Create your own PCI DSS certification
The Payment Card Industry Data Service Standard (PCI DSS) is a set of requirements for the processing of credit card transactions. The PCI DSS is supported by major credit card issuers with the aim of avoiding misuse and theft of data.
If you would like to receive donations via credit card payments, you will be asked annually by SIX Payment Services to confirm the fulfilment of the requirements for secure credit card transactions.
For your first visit to the PCI DSS Merchant Compliance Portal (https://six.tuev-sued.com/six_merchant-portal/login?1), you need to register first. For this you need your customer number and the postal code of the company headquarters.
On the home page you can find the compliance overview. It takes two steps to your certificate and associated label. The first step is the classification.
First select the type of acceptance contract. In your case, it's e-commerce:
Then please enter the industry of your company, namely NGO:
Please do not change the number of transactions. These numbers are automatically entered by SIX based on your transactions. The numbers shown in the picture are an example only and do not belong in your certification:
Now it makes sense to fill out the optional information in the next window. Fill in the name of the payment service provider (PSP) as well as the list of software / hardware used.
Name of your PSP is Datatrans and the type is iframe / redirect. For the name and provider / solution of the software / hardware please enter RaiseNow:
The next question is related to network segmentation. Since you are not using them in a way that affects your PCI DSS environment, you can tick 'No' here:
If in the past there was no attack on your company for theft of card data, you can also tick 'No' here:
You are using a RaiseNow web form and therefore choose the first item "Web form of a payment gateway or service provider" when asking about the use of card data processing systems in the distance business:
Now it's about answering questions about accepting donations with the web form. Please choose the button 'Answer':
The first question in this questionnaire relates to the processing or storage of map data. Since the map data is not saved, you can choose 'No' here:
Since you do not have your own payment forms (none of them from RaiseNow), you can choose 'No' again. Otherwise you have to select 'Yes' here:
The next question concerns the confirmation of the last three questions:
We recommend clicking on 'Next' here to avoid having to answer the same questions again:
To complete the classification and start the self-assessment questionnaire, you must confirm all of your details, as well as your Level 4 classification:
3. Self-Assessment Questionnaire
After successfully completing the classification, you can start the Self-Assessment Questionnaire (SAQ):
You can negate the question of physical media by tapping into the empty window 'RaiseNow Software is being used':
Answer the requirements 2, 8 and 12 with 'yes'.

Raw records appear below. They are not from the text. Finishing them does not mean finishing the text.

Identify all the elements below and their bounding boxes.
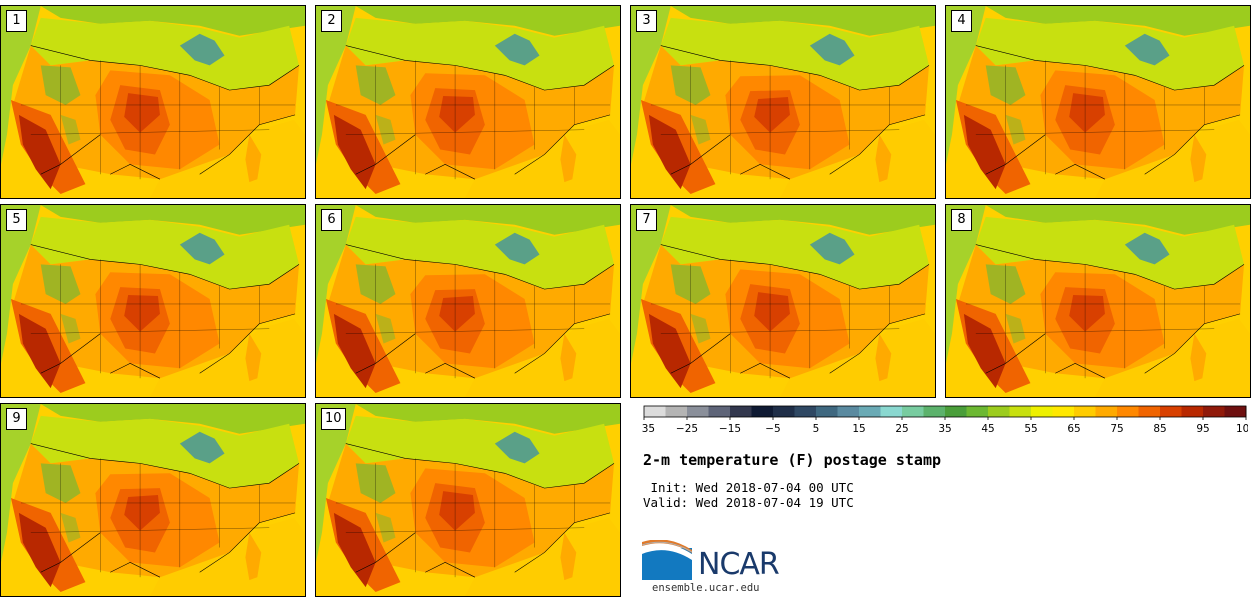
member-number-label: 3 bbox=[636, 10, 657, 32]
colorbar-swatch bbox=[794, 406, 817, 417]
member-number-label: 4 bbox=[951, 10, 972, 32]
colorbar-swatch bbox=[665, 406, 688, 417]
colorbar-tick-label: 15 bbox=[852, 423, 865, 435]
chart-title: 2-m temperature (F) postage stamp bbox=[643, 451, 942, 469]
ensemble-member-map: 9 bbox=[0, 403, 306, 597]
colorbar-swatch bbox=[1095, 406, 1118, 417]
colorbar-swatch bbox=[837, 406, 860, 417]
colorbar-tick-label: 85 bbox=[1153, 423, 1166, 435]
member-number-label: 5 bbox=[6, 209, 27, 231]
colorbar-swatch bbox=[966, 406, 989, 417]
colorbar-tick-label: 95 bbox=[1196, 423, 1209, 435]
ensemble-member-map: 5 bbox=[0, 204, 306, 398]
member-number-label: 6 bbox=[321, 209, 342, 231]
member-number-label: 9 bbox=[6, 408, 27, 430]
member-number-label: 1 bbox=[6, 10, 27, 32]
colorbar-tick-label: −5 bbox=[765, 423, 780, 435]
colorbar-swatch bbox=[1160, 406, 1182, 417]
ensemble-member-map: 8 bbox=[945, 204, 1251, 398]
colorbar-swatch bbox=[1203, 406, 1225, 417]
colorbar-tick-label: 105 bbox=[1236, 423, 1248, 435]
colorbar-swatch bbox=[1074, 406, 1096, 417]
ensemble-member-map: 6 bbox=[315, 204, 621, 398]
colorbar-swatch bbox=[751, 406, 774, 417]
ncar-logo-icon bbox=[642, 540, 693, 580]
temperature-colorbar: −35−25−15−55152535455565758595105115 bbox=[642, 405, 1248, 435]
colorbar-swatch bbox=[1117, 406, 1139, 417]
colorbar-swatch bbox=[816, 406, 838, 417]
colorbar-tick-label: 55 bbox=[1024, 423, 1037, 435]
ensemble-member-map: 4 bbox=[945, 5, 1251, 199]
colorbar-tick-label: 35 bbox=[938, 423, 951, 435]
colorbar-tick-label: −25 bbox=[676, 423, 698, 435]
colorbar-swatch bbox=[1181, 406, 1204, 417]
valid-time: Valid: Wed 2018-07-04 19 UTC bbox=[643, 495, 854, 510]
colorbar-swatch bbox=[708, 406, 731, 417]
member-number-label: 7 bbox=[636, 209, 657, 231]
colorbar-swatch bbox=[880, 406, 903, 417]
colorbar-swatch bbox=[859, 406, 881, 417]
colorbar-swatch bbox=[687, 406, 709, 417]
colorbar-tick-label: 5 bbox=[813, 423, 820, 435]
colorbar-tick-label: −15 bbox=[719, 423, 741, 435]
colorbar-swatch bbox=[773, 406, 795, 417]
colorbar-swatch bbox=[644, 406, 666, 417]
colorbar-tick-label: −35 bbox=[642, 423, 655, 435]
colorbar-swatch bbox=[902, 406, 924, 417]
ensemble-member-map: 3 bbox=[630, 5, 936, 199]
colorbar-swatch bbox=[1031, 406, 1053, 417]
ensemble-member-map: 2 bbox=[315, 5, 621, 199]
member-number-label: 10 bbox=[321, 408, 346, 430]
site-url: ensemble.ucar.edu bbox=[652, 582, 760, 594]
colorbar-tick-label: 75 bbox=[1110, 423, 1123, 435]
init-time: Init: Wed 2018-07-04 00 UTC bbox=[643, 480, 854, 495]
colorbar-swatch bbox=[1224, 406, 1247, 417]
ncar-logo-text: NCAR bbox=[698, 547, 780, 582]
ensemble-member-map: 10 bbox=[315, 403, 621, 597]
member-number-label: 2 bbox=[321, 10, 342, 32]
colorbar-swatch bbox=[945, 406, 967, 417]
colorbar-tick-label: 65 bbox=[1067, 423, 1080, 435]
colorbar-tick-label: 25 bbox=[895, 423, 908, 435]
colorbar-swatch bbox=[1009, 406, 1032, 417]
member-number-label: 8 bbox=[951, 209, 972, 231]
ensemble-member-map: 1 bbox=[0, 5, 306, 199]
colorbar-swatch bbox=[923, 406, 946, 417]
colorbar-swatch bbox=[1138, 406, 1161, 417]
colorbar-swatch bbox=[730, 406, 752, 417]
colorbar-swatch bbox=[1052, 406, 1075, 417]
colorbar-tick-label: 45 bbox=[981, 423, 994, 435]
ensemble-member-map: 7 bbox=[630, 204, 936, 398]
colorbar-swatch bbox=[988, 406, 1010, 417]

As a next step, you will be presented a summary of your previous answers, which you can then confirm by setting a check mark:
To complete the SAQ, you will need more information. Please put a check mark after the statements 1 to 3. For question 4 please choose 'No' and for question 5 'Yes'. For the language of your SAQ report you can choose between German and English:
Now you can finally download your certificate as well as your label and save it for your records.
Renewal of certification
Your PCI DSS certification is valid for one year. Before the runtime expires, you'll be reminded by SIX to rerun your PCI DSS.
Since you have already registered, you can log in with your login data via the customer login in a first step:
You can find the compliance overview under the menu item 'Home'. Here you can again perform a classification and answer the self-assessment questionnaire.
Under the item Classification select 'Details' and select 'New Classification'.
Now you get to the classification result from the previous year. Please scroll down to the bottom of this page and select 'New Classification' instead of 'Apply Classification'.
In a next step, you will be asked to confirm your entry and click on 'Next'.
The next steps correspond to the steps of the past classification. Please scroll to the top of this article and follow the steps for the classification and the SAQ.